Opinion
October 26, 1998
Appeal from the County Court, Orange County (Berry, J.).
Ordered that the judgment is modified, on the law, by vacating the conviction of criminal possession of a controlled substance in the third degree, and the sentence imposed thereon, and dismissing that count of the indictment; as so modified, the judgment is affirmed.
The defendant's contention that the trial court erred in failing to impose a Rosario sanction on the People is unpreserved for appellate review ( see, CPL 470.05; People v. Rogelio, 79 N.Y.2d 843; People v. Johnson, 167 A.D.2d 422). In any event, the lost photograph of the defendant's identification card and the attached subject data sheet which listed his pedigree did not constitute Rosario material ( see, CPL 240.45; People v. Rosario, 9 N.Y.2d 286, cert denied 386 U.S. 866; People v. Brock, 246 A.D.2d 406; People v. Wilson, 210 A.D.2d 520).
However, as correctly conceded by the People, the defendant's conviction for criminal possession of a controlled substance in the third degree was a concurrent inclusory count of one of the counts of criminal sale of a controlled substance in the third degree ( see, People v.
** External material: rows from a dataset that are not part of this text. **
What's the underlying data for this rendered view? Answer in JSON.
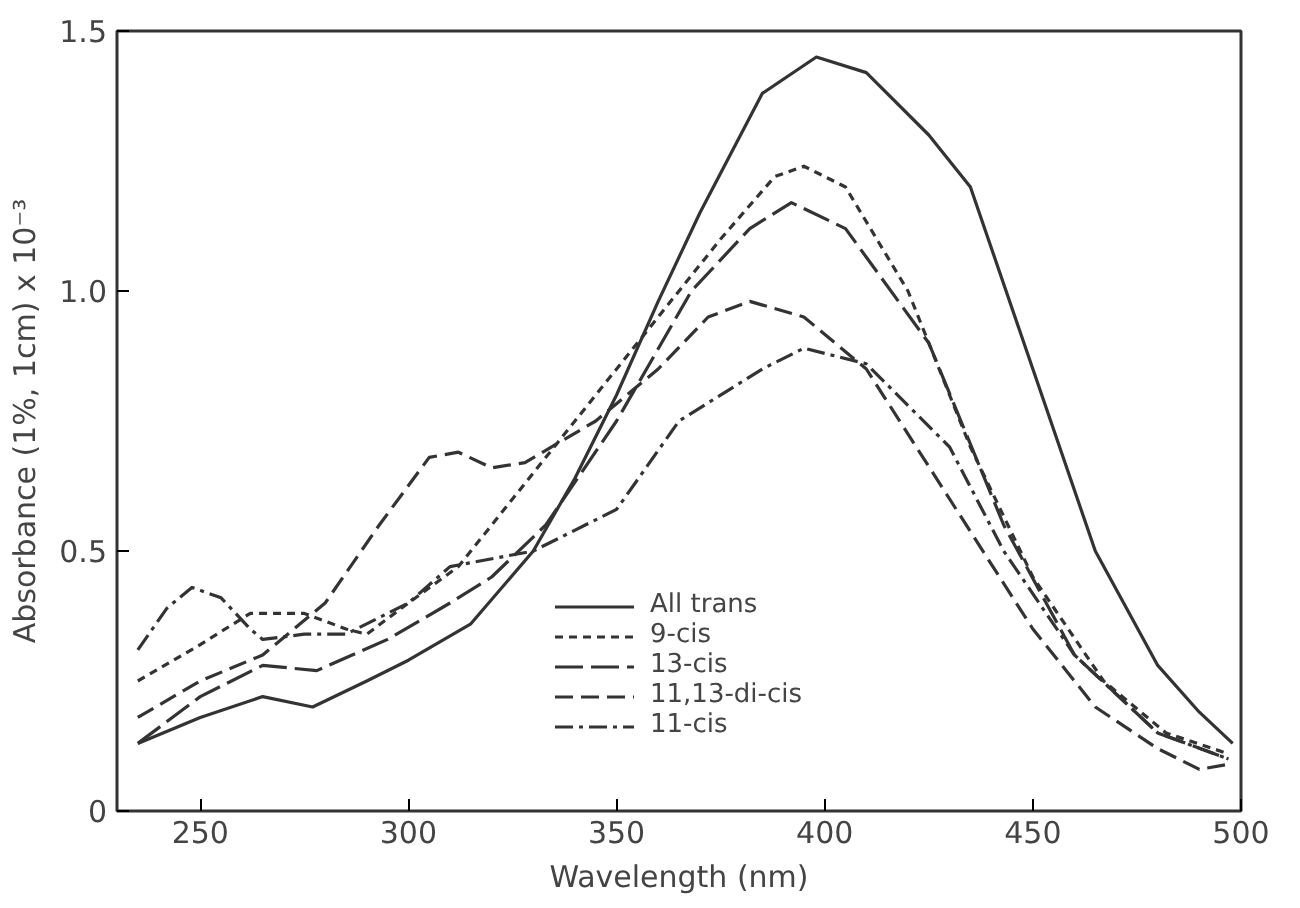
{
  "chart_data": {
    "type": "line",
    "xlabel": "Wavelength (nm)",
    "ylabel": "Absorbance (1%, 1cm) x 10⁻³",
    "xlim": [
      230,
      500
    ],
    "ylim": [
      0,
      1.5
    ],
    "xticks": [
      250,
      300,
      350,
      400,
      450,
      500
    ],
    "yticks": [
      0,
      0.5,
      {
        "value": 1.0,
        "label": "1.0"
      },
      1.5
    ],
    "grid": false,
    "legend": "bottom",
    "series": [
      {
        "name": "All trans",
        "color": "#333333",
        "line_style": "solid",
        "x": [
          235,
          250,
          265,
          277,
          290,
          300,
          315,
          330,
          340,
          350,
          360,
          370,
          385,
          398,
          410,
          425,
          435,
          450,
          465,
          480,
          490,
          498
        ],
        "values": [
          0.13,
          0.18,
          0.22,
          0.2,
          0.25,
          0.29,
          0.36,
          0.5,
          0.64,
          0.8,
          0.98,
          1.15,
          1.38,
          1.45,
          1.42,
          1.3,
          1.2,
          0.85,
          0.5,
          0.28,
          0.19,
          0.13
        ]
      },
      {
        "name": "9-cis",
        "color": "#333333",
        "line_style": "short-dashed",
        "x": [
          235,
          250,
          262,
          275,
          285,
          290,
          300,
          312,
          325,
          340,
          355,
          375,
          388,
          395,
          405,
          420,
          435,
          450,
          467,
          482,
          497
        ],
        "values": [
          0.25,
          0.32,
          0.38,
          0.38,
          0.35,
          0.34,
          0.4,
          0.47,
          0.6,
          0.75,
          0.9,
          1.1,
          1.22,
          1.24,
          1.2,
          1.0,
          0.7,
          0.45,
          0.25,
          0.15,
          0.11
        ]
      },
      {
        "name": "13-cis",
        "color": "#333333",
        "line_style": "long-dashed",
        "x": [
          235,
          250,
          265,
          278,
          295,
          310,
          320,
          333,
          350,
          368,
          382,
          392,
          405,
          425,
          443,
          460,
          480,
          497
        ],
        "values": [
          0.13,
          0.22,
          0.28,
          0.27,
          0.33,
          0.4,
          0.45,
          0.55,
          0.75,
          1.0,
          1.12,
          1.17,
          1.12,
          0.9,
          0.55,
          0.3,
          0.15,
          0.1
        ]
      },
      {
        "name": "11,13-di-cis",
        "color": "#333333",
        "line_style": "dashed",
        "x": [
          235,
          250,
          265,
          280,
          293,
          305,
          312,
          320,
          328,
          345,
          360,
          372,
          382,
          395,
          410,
          430,
          450,
          465,
          480,
          490,
          497
        ],
        "values": [
          0.18,
          0.25,
          0.3,
          0.4,
          0.55,
          0.68,
          0.69,
          0.66,
          0.67,
          0.75,
          0.85,
          0.95,
          0.98,
          0.95,
          0.85,
          0.6,
          0.35,
          0.2,
          0.12,
          0.08,
          0.09
        ]
      },
      {
        "name": "11-cis",
        "color": "#333333",
        "line_style": "dash-dot",
        "x": [
          235,
          242,
          248,
          255,
          262,
          265,
          275,
          285,
          300,
          310,
          330,
          350,
          365,
          385,
          395,
          410,
          430,
          443,
          460,
          480,
          497
        ],
        "values": [
          0.31,
          0.39,
          0.43,
          0.41,
          0.35,
          0.33,
          0.34,
          0.34,
          0.4,
          0.47,
          0.5,
          0.58,
          0.75,
          0.85,
          0.89,
          0.86,
          0.7,
          0.5,
          0.3,
          0.15,
          0.1
        ]
      }
    ]
  }
}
Sea, 49 N.Y.2d 1032; People v. Robinson, 45 N.Y.2d 448; People v. Pinto, 235 A.D.2d 261; People v. Lee, 196 A.D.2d 509). Therefore, the defendant's conviction of criminal possession of a controlled substance in the third degree must be vacated and that count of the indictment dismissed.
Joy, J. P., Friedmann, Krausman and Luciano, JJ., concur.